Salvatore Garzillo, Libero 1/7/2014, 1 luglio 2014
TORNA L’INCUBO DI UN VIRUS CHE FECE 500 MILIONI DI MORTI
L’11 settembre 1978 in un ospedale inglese muore Janet Parker, fotografa medica del dipartimento di anatomia della University of Birmingham Medical School. È l’ultima persona (certificata) deceduta per il virus del vaiolo. Lo aveva contratto l’11 agosto di quell’anno a causa di un incidente avvenuto all’interno dei laboratori dell’università dove si stava cercando una cura alla malattia. Il 6 settembre il professor Henry Bedson, responsabile scientifico dell’ateneo per la ricerca contro il vaiolo, si tagliò la gola nella capanna degli attrezzi nel suo giardino, lasciando questo messaggio: «Mi dispiace di aver smarrito la fiducia che tanti miei amici e colleghi hanno riposto in me e il mio lavoro». Due anni più tardi, l’8 maggio 1980, l’Oms ha certificato l’eradicazione della malattia dall’umanità. Da quel momento, dopo una campagna lunga e faticosa durata anni, il vaiolo è stato considerato sconfitto. Motivo per il quale molti dei lettori di questo articolo e chi lo scrive non sono vaccinati.

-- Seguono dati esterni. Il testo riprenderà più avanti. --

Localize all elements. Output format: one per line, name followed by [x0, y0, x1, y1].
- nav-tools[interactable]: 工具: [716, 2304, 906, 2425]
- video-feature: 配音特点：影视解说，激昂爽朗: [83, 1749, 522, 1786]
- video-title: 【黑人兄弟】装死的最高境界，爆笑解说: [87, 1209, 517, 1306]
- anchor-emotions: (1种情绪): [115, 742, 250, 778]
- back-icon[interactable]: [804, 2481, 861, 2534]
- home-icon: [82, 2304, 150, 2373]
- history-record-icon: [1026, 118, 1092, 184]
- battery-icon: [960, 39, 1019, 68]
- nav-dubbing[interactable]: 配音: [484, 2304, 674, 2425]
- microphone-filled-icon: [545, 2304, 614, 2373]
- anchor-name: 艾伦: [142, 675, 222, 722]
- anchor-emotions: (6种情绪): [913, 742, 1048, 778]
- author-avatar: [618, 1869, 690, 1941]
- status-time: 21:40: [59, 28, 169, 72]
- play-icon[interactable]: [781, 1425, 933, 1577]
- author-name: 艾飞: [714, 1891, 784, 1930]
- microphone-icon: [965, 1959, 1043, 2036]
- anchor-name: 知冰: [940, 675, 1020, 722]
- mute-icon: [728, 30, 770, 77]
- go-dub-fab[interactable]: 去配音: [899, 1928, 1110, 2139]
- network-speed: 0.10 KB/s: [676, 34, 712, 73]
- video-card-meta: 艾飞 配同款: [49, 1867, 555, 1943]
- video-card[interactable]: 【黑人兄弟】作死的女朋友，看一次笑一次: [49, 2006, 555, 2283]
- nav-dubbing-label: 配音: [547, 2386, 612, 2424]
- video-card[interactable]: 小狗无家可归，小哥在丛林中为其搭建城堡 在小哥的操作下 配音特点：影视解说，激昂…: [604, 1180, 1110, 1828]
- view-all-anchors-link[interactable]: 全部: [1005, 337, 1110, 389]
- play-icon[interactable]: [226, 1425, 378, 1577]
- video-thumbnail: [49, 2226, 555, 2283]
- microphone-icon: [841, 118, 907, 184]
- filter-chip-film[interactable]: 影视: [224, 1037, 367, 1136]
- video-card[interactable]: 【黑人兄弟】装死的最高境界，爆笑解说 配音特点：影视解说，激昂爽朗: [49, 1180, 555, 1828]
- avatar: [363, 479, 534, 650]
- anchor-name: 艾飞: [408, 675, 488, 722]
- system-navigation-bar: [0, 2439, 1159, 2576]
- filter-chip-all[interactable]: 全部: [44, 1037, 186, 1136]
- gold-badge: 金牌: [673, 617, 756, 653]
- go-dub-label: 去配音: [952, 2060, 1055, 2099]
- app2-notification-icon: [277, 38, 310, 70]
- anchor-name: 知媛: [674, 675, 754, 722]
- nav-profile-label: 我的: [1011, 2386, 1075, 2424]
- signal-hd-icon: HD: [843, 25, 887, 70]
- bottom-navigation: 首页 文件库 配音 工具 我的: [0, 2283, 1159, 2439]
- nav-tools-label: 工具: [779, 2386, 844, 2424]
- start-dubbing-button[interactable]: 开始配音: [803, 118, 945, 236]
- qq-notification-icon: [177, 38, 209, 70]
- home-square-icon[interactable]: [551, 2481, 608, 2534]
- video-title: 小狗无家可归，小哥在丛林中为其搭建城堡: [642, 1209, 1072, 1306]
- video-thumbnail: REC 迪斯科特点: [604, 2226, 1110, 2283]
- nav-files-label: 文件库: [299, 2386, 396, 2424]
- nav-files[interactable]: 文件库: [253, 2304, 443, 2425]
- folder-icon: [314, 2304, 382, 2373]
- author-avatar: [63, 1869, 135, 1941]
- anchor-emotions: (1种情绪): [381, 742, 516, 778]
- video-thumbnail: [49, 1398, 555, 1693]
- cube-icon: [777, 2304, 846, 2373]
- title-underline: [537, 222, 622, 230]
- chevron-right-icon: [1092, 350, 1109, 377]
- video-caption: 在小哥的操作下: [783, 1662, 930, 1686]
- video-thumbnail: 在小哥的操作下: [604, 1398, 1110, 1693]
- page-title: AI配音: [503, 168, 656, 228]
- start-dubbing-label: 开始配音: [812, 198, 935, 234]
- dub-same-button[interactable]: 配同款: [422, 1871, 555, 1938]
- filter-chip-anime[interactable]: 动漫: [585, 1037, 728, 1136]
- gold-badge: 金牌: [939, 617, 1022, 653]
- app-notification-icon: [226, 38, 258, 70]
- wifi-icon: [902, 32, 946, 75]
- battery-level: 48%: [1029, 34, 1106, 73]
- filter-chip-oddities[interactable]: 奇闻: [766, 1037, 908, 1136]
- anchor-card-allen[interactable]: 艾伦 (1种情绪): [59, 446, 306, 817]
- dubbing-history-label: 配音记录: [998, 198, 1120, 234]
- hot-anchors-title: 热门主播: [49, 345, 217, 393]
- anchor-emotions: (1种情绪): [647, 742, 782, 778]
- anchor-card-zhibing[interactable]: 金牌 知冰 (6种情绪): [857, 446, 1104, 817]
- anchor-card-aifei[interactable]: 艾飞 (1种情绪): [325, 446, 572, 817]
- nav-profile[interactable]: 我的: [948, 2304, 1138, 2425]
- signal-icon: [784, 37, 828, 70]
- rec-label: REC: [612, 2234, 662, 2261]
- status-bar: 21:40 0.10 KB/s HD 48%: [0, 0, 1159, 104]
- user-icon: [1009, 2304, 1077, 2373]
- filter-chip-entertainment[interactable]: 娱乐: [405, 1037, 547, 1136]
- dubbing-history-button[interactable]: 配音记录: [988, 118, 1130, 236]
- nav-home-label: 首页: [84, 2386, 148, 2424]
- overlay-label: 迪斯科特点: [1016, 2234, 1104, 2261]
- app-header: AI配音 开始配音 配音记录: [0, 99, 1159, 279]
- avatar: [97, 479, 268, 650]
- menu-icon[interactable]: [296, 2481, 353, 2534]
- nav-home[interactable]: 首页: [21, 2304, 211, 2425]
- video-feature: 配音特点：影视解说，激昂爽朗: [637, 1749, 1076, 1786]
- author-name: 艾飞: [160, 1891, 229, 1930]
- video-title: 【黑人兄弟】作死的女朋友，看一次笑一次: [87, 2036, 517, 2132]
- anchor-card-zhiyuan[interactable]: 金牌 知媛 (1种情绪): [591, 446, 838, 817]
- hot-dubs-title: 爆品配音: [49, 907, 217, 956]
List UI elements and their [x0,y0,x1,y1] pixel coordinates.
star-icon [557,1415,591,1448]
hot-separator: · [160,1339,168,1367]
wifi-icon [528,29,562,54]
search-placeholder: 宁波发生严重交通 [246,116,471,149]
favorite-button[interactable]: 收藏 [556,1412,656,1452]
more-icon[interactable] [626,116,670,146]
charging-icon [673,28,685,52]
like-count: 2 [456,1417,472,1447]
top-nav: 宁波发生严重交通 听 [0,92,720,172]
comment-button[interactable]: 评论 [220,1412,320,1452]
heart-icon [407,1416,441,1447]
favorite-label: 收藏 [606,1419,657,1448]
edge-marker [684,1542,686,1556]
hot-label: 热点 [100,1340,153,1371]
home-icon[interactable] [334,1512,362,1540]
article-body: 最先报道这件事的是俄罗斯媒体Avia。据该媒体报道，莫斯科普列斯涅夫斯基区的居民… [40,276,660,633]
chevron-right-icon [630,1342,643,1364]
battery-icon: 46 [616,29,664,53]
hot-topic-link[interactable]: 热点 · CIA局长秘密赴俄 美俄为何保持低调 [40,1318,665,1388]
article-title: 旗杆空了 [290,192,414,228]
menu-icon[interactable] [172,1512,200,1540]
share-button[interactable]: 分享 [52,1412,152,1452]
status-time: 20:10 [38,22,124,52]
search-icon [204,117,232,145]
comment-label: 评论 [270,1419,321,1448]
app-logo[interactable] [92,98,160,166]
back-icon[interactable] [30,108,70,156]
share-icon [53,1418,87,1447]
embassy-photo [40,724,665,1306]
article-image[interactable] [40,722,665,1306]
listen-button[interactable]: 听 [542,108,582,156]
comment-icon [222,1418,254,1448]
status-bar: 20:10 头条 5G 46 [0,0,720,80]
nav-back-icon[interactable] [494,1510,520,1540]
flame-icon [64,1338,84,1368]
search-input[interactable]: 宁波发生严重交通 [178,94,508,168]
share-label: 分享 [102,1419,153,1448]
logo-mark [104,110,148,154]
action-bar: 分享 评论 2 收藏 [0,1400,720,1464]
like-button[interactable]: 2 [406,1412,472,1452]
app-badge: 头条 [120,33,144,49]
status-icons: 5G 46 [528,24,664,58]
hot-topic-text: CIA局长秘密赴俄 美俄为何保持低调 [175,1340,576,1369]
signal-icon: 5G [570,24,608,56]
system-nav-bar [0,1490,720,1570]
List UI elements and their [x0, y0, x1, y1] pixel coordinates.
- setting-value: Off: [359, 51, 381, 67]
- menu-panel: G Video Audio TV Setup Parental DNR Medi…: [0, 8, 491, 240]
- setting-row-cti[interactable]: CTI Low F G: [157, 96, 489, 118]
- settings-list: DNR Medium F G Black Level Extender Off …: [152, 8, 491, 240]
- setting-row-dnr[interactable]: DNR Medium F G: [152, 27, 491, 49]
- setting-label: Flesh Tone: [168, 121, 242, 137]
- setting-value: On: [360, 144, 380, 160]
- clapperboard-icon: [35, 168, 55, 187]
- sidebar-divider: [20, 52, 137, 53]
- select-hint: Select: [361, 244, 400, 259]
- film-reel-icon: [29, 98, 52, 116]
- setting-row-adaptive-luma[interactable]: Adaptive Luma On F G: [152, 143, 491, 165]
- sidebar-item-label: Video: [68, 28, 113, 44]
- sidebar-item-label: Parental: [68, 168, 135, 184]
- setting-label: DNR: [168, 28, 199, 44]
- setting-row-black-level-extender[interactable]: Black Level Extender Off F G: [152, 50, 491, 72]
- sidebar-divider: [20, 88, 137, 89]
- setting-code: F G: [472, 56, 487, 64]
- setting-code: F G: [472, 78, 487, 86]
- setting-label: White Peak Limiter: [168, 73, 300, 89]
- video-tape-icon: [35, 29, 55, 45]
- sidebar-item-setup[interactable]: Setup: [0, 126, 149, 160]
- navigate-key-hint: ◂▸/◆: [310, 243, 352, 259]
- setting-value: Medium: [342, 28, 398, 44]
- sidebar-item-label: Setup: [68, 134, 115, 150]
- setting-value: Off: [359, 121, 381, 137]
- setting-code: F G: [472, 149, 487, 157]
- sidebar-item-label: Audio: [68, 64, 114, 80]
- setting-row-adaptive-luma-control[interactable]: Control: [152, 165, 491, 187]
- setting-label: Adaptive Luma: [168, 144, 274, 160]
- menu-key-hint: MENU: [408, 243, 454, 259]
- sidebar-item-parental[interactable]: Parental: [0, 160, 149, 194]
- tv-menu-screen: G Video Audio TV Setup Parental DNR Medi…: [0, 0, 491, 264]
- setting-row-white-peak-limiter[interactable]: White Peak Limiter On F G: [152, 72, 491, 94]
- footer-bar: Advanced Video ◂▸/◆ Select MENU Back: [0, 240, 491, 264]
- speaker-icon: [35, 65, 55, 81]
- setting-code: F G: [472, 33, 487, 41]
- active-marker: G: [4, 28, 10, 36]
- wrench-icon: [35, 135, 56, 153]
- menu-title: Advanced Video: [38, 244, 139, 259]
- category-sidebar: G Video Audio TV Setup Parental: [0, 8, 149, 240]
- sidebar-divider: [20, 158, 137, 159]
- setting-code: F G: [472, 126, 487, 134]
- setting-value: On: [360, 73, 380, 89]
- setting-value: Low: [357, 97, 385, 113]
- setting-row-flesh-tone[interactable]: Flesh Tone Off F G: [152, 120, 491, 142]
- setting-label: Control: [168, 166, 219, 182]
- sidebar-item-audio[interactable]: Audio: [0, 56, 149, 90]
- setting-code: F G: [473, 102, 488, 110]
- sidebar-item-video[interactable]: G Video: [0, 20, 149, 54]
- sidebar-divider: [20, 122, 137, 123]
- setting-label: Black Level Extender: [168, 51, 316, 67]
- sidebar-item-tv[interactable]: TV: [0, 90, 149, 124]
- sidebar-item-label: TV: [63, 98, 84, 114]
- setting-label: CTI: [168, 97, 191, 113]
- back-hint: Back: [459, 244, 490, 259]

Le uniche riserve conosciute di vaiolo sono ai due capi opposti del globo: nei laboratori del Cdc di Atlanta, negli Stati Uniti, e nel Centro di ricerca statale di virologia e biotecnologia Vector di Koltsovo, Russia. L’Oms chiese già nel 1993 di distruggere i campioni ma le resistenze dei due Paesi hanno permesso loro di mantenere la posizione nonostante una pubblicazione del 2010 redatta da esperti di salute pubblica nominati dall’Oms abbia accertato che non esiste «alcuna essenziale questione di sanità pubblica che giustifichi Usa e Russia a mantenere le riserve di virus». Ovviamente, il timore di entrambi è che possa essere utilizzato come arma.
Ci sono due tipi di vaiolo: minor e maior. Il primo è più lieve e porta al decesso nell’1% dei casi (purtroppo però è anche quello ritenuto meno comune). Il maior, invece, ha un tasso di mortalità del 30-35%, in pochi giorni. Per chi sopravvive c’è un 65-85% di possibilità di avere orribili cicatrici soprattutto al volto, un 2% di cecità o deformità. Il virus si trasmette per via aerea, per contatto diretto con una persona malata (solitamente entro una distanza di
due metri) e tramite oggetti contaminati. Non c’è notizia di trasmissione da animali o insetti. La caratteristica di chi ha contratto la malattia è il corpo ricoperto di papule, una sorta di pustole.
La forma Maior, inoltre, può sfociare in quattro diversi generi: ordinario, modificato, maligno ed emorragico. L’ordinario, che si verifica nel 90% dei casi, ha un tasso di mortalità del 62% ed è caratterizzata dalla presenza di pustole a rilievo molto grosse e diffuse. La modificata colpisce chi è stato vaccinato, ha un’eruzione cutanea più veloce e una risoluzione altrettanto rapida, raramente è fatale. La forma maligna è tipica dei bambini (72% dei casi): quasi sempre mortale, si verifica con febbre alta per 3-4 giorni e comparsa di pustole. L’emorragica è la più grave: colpisce il 2% dei soggetti, soprattutto se immunodepressi. Mortalità: 100%. La vaccinazione veniva praticata con un ago biforcato che lasciava una piccola cicatrice sul braccio.